Income protection gives many Australians the peace of mind that they will be safe from financial hardship if they’re unable to work due to an accident or sudden illness. It usually covers up to 75% of your income through monthly payments for a set time known as your benefit period (e.g. six months or until you turn 65).
If you’re deciding if you need income protection insurance, consider whether you and your loved ones could get by financially if something unfortunate happened and you could no longer work.
Income protection insurance cover works by insuring you for a certain percentage of your income if you’re unable to work due to illness or injury. The exact percentage of your income you’ll get from your income protection insurance claim will depend on your policy and provider, although 70% is typical. Income protection policies come in one of two forms, agreed value or indemnity value.
Agreed value policies are usually more expensive and cover you for an amount agreed upon by you and your provider when you take out the policy, regardless of your income at the time you make a claim. This type of policy is being phased out and is no longer offered to new customers. However, if you took out a policy before 31 March 2020, you may have still this type of cover.
Indemnity value policies insure you for your monthly taxable income at the time of making a claim. All new policies issued in Australia since March 2020 are indemnity value policies, which may be cheaper but will have less certainty regarding what your benefit payments will be if you have to make a claim. On the other hand, you may receive a higher payout than you would on an agreed value policy if your income grows as you age.
There may be exclusions or restrictions on certain medical conditions, so always refer to the relevant Product Disclosure Statement (PDS) to understand exactly what’s covered under your income protection policy.
Most income insurance providers are subject to the Life Insurance Code of Practice as a condition of their membership to the Financial Services Council. To read the Code of Practice, visit the Financial Services Council website.
The amount you’ll pay in income protection premiums will depend on several things, such as risk factors like age, gender, occupation and smoker status, as well as your policy’s payment structure. Your insurance premiums can come as stepped premiums or level premiums.
Stepped premiums are adjusted annually to account for the increased likelihood that you’ll make a claim as you age and your lifestyle changes. When you get a quote from an insurer, they can provide you with a table that shows how you can expect your premiums to rise over the years. People usually choose a stepped premium option to save on the early years of their policy, or if they only need insurance in the short term. It’s important to talk to a financial adviser to know if this strategy is right for you.
Level premiums spread the cost of your insurance over the life of your policy, so you’ll be charged more than on a stepped premium policy at the start of your cover, and less in the later years. The amount you pay will depend on your age when your policy starts. If you have a policy with a level premium structure, it will typically change to a stepped structure at the review date following your 65th birthday, provided your insurance hasn’t expired.
For both premium types, your premiums can vary if the insured sum changes, either by a voluntary increase or indexation. Your insurer could also choose to increase their premium rates which would affect both stepped and level premiums.

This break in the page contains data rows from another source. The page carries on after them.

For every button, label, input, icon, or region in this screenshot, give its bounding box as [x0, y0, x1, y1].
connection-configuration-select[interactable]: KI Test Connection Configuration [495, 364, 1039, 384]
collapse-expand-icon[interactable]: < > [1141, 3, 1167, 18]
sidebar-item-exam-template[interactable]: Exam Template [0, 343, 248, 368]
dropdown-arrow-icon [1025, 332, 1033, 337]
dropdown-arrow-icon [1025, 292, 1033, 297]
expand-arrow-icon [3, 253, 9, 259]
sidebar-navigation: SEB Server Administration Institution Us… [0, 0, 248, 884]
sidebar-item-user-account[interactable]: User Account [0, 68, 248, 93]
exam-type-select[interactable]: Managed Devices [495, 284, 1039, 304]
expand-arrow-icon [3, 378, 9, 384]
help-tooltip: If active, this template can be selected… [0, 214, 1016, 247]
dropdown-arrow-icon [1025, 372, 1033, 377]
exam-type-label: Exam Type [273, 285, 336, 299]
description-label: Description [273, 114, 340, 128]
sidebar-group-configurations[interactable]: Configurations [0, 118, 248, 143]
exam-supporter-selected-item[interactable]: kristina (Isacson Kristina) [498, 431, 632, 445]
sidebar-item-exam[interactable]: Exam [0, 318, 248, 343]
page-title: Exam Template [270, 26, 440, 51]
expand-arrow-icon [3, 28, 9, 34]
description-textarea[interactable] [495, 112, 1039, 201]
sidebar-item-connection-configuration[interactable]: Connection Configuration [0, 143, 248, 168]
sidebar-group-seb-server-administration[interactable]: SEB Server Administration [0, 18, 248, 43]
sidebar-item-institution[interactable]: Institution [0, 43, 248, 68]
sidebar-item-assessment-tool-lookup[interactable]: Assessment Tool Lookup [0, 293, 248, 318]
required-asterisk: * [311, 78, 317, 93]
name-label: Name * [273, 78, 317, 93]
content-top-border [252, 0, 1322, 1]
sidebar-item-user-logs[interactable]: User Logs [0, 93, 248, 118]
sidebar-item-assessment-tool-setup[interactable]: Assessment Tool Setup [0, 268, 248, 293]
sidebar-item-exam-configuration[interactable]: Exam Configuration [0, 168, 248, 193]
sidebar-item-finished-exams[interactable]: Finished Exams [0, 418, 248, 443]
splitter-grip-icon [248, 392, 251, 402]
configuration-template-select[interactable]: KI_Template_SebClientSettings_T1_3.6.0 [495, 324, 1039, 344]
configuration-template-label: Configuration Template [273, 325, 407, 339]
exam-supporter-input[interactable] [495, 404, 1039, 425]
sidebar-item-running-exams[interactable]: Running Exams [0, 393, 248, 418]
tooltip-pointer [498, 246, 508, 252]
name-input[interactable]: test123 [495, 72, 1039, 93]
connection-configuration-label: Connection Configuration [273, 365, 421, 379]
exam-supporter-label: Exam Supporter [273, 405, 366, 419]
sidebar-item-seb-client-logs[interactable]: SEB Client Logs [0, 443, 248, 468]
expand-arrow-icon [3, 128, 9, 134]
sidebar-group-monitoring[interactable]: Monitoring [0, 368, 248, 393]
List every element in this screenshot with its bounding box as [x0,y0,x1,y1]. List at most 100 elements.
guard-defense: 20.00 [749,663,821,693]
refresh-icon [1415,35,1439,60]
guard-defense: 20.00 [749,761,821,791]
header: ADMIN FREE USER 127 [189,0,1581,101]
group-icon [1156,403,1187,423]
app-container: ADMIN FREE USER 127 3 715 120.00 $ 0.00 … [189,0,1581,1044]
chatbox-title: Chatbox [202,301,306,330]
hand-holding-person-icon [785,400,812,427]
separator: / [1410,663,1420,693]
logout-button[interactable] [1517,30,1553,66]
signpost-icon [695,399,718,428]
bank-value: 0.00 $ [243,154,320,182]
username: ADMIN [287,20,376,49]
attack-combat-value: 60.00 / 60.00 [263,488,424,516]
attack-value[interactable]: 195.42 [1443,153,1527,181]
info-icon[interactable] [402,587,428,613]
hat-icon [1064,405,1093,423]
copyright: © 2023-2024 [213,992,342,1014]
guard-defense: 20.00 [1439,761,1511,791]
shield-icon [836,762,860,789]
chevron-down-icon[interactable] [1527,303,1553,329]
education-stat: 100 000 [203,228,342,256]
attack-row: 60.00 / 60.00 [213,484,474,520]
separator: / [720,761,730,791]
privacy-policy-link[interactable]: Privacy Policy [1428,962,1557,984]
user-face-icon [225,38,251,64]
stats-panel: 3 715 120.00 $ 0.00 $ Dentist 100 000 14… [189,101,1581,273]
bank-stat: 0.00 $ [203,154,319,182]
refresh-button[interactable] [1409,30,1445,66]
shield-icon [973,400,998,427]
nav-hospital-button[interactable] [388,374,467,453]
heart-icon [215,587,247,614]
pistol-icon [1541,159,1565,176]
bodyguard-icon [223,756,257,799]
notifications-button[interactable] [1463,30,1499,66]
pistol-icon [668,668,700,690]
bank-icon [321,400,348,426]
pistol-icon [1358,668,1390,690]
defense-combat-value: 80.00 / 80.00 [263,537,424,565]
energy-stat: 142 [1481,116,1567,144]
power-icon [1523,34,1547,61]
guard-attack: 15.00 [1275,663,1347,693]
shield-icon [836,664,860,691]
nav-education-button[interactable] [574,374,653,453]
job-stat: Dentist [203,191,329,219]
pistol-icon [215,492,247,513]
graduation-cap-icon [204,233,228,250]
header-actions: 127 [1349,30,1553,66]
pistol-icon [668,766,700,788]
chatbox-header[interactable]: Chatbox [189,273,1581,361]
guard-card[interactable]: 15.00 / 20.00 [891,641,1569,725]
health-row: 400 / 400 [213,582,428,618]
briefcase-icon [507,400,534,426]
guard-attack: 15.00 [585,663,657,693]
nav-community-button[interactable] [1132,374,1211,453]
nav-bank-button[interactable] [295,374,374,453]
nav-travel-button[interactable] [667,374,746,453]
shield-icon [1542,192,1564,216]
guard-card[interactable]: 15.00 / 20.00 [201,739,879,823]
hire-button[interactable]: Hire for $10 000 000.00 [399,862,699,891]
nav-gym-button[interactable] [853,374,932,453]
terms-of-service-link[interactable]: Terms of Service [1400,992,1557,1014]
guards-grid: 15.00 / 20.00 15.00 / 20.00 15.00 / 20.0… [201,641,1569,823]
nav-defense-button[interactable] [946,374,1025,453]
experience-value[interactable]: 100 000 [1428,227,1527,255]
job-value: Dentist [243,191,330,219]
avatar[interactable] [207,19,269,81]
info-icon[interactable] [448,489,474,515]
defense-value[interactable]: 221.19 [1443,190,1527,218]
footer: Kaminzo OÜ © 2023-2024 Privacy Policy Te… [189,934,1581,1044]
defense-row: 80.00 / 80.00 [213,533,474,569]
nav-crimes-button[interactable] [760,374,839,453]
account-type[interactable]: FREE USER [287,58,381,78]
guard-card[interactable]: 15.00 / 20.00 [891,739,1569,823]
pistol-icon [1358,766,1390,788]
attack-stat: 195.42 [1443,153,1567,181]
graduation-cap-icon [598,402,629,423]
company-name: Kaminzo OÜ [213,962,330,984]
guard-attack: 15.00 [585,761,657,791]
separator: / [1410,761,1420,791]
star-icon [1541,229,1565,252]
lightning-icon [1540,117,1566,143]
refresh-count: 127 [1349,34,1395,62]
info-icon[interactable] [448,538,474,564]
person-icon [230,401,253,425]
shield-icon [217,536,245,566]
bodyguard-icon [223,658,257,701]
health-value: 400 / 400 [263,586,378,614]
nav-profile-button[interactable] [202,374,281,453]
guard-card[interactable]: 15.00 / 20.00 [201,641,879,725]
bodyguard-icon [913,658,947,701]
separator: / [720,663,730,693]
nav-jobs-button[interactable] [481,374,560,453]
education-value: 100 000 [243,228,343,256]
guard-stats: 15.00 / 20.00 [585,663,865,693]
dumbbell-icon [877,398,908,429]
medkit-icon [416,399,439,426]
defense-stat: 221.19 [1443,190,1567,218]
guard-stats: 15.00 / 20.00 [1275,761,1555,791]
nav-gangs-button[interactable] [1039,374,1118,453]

Changes in government charges like stamp duty could also lead to an increase in your premiums. For any changes to your insured sum, your premium increase will be based on your age when the increase occurs.
Unlike life insurance and total and permanent disability (TPD) insurance which insure your life, income protection only insures your income, which means it may be tax deductible. There are some exceptions to this, such as if your income protection is through your super fund or if it pays a capital sum to compensate you for an injury.
This is only general advice and does not take your individual circumstances into consideration. For any tax advice, consider consulting with a financial adviser or the Australian Taxation office (ATO).
Income protection insurance is designed to replace your income with regular monthly payments if you’re unable to work due to injury or illness. Life insurance pays out a lump sum in the event that you pass away or are diagnosed with a terminal illness.
Other types of life insurance (like trauma insurance and total and permanent disability [TPD] insurance) have more in common with income protection than standard life insurance, but still differ in that they pay a one lump sum instead of regular instalments. In the case of TPD insurance, you’ll only receive a payout if you’re permanently disabled and unable to return to work, while income protection can be used to keep you afloat while you recover.
Yes, being self-employed doesn’t disqualify you from taking out income protection insurance, although it might have an impact on your premiums. In fact, getting income protection can be particularly important for the self-employed, as you may need to use some of your benefit payments to keep your business going while you’re unable to work so it’s still there for you when you get back.